PSY Learners – Additional Required Readings
In addition to the other required study activities for this unit, PSY learners are required to read the following articles. Note: For the first article, focus on interpreting Table 1.
Jia, Y., Konold, T. R., & Cornell, D. (2015). Authoritative school climate and high school dropout rates. School Psychology Quarterly. doi:10.1037/spq0000139
Anderson, C. A., & Bushman, B. J. (2001). Effects of violent video games on aggressive behavior, aggressive
cognition, aggressive affect, physiological arousal, and prosocial behavior: A meta-analytic review of the scientific literature. Psychological Science, 12(5), 353–359.
SOE Learners – Suggested Readings
Some programs have opted to provide program-specific content designed to help you better understand how the subject matter in this study is incorporated into your particular field of study. The following readings are suggested for SOE learners.
Walk, M., & Rupp, A. (2010). Pearson product-moment correlation coefficient. In N. J. Salkind (Ed.), Encyclopedia of research design (pp. 1023–1026). Thousand Oaks, CA: Sage. doi:10.4135/9781412961288.n309
IBM SPSS Step-by-Step Guide: Correlations.

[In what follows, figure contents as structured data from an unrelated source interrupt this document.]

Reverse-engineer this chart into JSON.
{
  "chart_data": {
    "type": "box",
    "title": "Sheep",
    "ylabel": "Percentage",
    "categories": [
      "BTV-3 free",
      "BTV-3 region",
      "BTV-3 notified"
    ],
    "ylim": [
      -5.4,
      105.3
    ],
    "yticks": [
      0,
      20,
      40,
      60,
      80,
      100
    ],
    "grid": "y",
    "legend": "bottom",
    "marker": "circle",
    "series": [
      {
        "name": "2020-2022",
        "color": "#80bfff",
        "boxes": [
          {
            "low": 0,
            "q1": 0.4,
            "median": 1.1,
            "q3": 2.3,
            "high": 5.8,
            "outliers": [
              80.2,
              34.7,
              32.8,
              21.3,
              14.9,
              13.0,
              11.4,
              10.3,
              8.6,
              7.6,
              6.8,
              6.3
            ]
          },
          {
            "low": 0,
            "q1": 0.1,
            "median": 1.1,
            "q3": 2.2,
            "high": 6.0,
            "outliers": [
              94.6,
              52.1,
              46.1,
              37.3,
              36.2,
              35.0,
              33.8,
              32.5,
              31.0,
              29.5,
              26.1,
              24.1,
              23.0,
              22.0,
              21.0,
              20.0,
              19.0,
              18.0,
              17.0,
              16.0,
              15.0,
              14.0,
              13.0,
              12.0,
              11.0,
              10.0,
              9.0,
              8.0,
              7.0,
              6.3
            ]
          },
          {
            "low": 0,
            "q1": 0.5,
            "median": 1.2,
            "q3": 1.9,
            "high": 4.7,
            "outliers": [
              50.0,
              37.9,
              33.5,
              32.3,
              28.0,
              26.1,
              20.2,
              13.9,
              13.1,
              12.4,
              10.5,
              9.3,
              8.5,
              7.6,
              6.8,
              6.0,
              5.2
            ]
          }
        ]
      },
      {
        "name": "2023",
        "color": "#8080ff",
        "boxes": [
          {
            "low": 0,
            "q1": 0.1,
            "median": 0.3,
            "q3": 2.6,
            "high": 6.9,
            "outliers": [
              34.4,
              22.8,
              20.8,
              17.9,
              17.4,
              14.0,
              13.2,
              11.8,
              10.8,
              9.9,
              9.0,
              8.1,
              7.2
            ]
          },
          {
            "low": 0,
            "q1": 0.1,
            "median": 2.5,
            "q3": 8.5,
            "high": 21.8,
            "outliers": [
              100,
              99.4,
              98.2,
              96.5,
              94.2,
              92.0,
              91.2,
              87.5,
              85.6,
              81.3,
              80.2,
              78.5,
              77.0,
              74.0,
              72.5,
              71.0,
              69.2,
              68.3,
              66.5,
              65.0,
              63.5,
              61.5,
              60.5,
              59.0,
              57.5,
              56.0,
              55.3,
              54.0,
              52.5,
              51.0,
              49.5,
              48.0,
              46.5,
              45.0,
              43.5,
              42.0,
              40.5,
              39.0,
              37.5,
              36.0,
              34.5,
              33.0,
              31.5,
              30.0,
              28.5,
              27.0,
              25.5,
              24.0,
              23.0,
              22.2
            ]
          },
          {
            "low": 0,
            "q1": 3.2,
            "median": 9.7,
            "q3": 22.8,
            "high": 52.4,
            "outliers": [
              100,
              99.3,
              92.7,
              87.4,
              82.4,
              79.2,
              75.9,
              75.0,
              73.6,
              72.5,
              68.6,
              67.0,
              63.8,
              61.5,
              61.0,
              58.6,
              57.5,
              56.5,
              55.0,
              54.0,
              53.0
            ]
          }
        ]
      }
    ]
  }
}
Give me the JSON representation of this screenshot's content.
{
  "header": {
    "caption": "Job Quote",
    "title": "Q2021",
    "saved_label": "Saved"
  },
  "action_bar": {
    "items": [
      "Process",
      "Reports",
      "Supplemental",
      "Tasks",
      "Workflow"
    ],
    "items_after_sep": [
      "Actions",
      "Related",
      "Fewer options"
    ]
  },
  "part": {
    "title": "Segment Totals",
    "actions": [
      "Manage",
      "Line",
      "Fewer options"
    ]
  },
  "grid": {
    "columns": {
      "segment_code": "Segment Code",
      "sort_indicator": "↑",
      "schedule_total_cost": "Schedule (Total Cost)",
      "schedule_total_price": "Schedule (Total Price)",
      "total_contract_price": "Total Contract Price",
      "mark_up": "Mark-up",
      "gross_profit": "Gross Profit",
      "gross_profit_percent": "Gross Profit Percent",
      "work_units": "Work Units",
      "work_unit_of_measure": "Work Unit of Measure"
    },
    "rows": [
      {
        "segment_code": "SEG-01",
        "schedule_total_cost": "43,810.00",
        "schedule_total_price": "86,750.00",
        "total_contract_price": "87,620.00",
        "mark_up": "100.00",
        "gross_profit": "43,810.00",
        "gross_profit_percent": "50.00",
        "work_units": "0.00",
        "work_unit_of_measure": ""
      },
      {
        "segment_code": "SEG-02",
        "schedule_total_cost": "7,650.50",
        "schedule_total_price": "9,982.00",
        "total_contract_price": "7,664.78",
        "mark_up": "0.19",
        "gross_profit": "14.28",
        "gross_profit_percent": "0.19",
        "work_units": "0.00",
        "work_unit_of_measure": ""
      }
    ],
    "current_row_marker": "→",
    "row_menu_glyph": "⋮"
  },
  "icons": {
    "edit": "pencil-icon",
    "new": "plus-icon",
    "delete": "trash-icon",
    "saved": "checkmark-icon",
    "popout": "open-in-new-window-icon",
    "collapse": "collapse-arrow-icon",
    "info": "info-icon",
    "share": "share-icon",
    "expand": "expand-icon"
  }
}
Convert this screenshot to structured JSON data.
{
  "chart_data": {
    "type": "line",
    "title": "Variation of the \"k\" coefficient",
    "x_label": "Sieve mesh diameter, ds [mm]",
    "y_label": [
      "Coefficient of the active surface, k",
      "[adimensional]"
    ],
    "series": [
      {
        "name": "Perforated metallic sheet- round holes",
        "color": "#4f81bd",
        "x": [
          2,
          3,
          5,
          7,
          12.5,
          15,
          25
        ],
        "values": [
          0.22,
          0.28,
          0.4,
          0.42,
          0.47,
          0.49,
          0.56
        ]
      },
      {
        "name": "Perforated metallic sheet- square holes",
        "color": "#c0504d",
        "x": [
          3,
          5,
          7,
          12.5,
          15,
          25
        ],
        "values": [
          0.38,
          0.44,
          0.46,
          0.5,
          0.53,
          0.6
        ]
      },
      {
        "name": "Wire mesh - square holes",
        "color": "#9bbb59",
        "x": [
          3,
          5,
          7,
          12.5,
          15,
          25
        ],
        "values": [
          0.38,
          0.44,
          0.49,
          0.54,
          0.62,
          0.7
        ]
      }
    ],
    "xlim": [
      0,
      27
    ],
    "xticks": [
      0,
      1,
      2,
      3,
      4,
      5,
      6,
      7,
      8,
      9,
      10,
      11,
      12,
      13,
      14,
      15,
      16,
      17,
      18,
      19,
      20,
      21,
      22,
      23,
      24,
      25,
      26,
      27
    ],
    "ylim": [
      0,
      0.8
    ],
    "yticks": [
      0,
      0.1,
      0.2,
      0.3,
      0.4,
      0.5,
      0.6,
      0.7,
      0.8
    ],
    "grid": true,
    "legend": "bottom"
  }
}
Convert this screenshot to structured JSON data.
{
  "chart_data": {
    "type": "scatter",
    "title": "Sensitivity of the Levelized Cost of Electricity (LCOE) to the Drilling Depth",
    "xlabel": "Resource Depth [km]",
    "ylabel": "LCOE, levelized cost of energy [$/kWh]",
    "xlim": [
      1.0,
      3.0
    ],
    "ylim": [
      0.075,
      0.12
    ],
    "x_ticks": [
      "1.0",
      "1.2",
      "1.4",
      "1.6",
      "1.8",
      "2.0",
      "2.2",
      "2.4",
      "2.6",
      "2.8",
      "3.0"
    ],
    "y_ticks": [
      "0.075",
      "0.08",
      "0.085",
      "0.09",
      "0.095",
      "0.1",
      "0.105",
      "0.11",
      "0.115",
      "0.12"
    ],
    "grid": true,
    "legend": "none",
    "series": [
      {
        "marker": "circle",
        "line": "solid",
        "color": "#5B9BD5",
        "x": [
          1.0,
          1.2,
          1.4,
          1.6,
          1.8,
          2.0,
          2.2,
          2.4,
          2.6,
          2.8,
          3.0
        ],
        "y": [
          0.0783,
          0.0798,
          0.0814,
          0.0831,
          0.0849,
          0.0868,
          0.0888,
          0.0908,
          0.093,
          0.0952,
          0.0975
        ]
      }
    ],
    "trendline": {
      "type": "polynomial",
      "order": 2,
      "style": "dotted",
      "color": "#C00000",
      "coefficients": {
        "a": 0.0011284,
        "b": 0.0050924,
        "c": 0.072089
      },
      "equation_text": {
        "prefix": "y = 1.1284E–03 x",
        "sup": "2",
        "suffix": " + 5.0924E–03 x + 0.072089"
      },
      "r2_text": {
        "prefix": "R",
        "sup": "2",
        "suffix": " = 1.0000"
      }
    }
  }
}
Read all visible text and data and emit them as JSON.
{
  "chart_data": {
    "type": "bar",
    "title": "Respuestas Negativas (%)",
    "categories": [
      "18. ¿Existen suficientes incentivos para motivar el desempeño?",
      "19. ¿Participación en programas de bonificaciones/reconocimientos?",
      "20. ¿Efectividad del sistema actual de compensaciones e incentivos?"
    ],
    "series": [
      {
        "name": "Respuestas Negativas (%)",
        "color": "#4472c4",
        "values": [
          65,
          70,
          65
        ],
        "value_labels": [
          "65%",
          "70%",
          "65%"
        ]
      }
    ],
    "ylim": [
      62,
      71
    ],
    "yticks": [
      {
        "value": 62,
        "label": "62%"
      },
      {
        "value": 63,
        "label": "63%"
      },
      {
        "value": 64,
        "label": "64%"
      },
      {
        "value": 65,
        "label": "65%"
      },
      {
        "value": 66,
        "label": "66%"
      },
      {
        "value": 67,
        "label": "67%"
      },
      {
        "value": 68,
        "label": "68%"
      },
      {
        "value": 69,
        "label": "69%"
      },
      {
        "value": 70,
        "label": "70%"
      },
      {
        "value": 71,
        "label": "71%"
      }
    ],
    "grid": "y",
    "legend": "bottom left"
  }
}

Unit 5 Discussion 2 Interpreting Correlations A meta-analysis (Anderson & Bushman, 2001) reported that the average correlation between time spent playing video games ( X ) and engaging in aggressive behavior ( Y ) in a set of 21 well-controlled experimental studies was .19. This correlation was judged to be statistically significant. In your own words, what can you say about the nature of the relationship?
Reference
Anderson, C. A., & Bushman, B. J. (2001). Effects of violent video games on aggressive behavior, aggressive
cognition, aggressive affect, physiological arousal, and prosocial behavior: A meta-analytic review of the scientific literature. Psychological Science, 12(5), 353–359.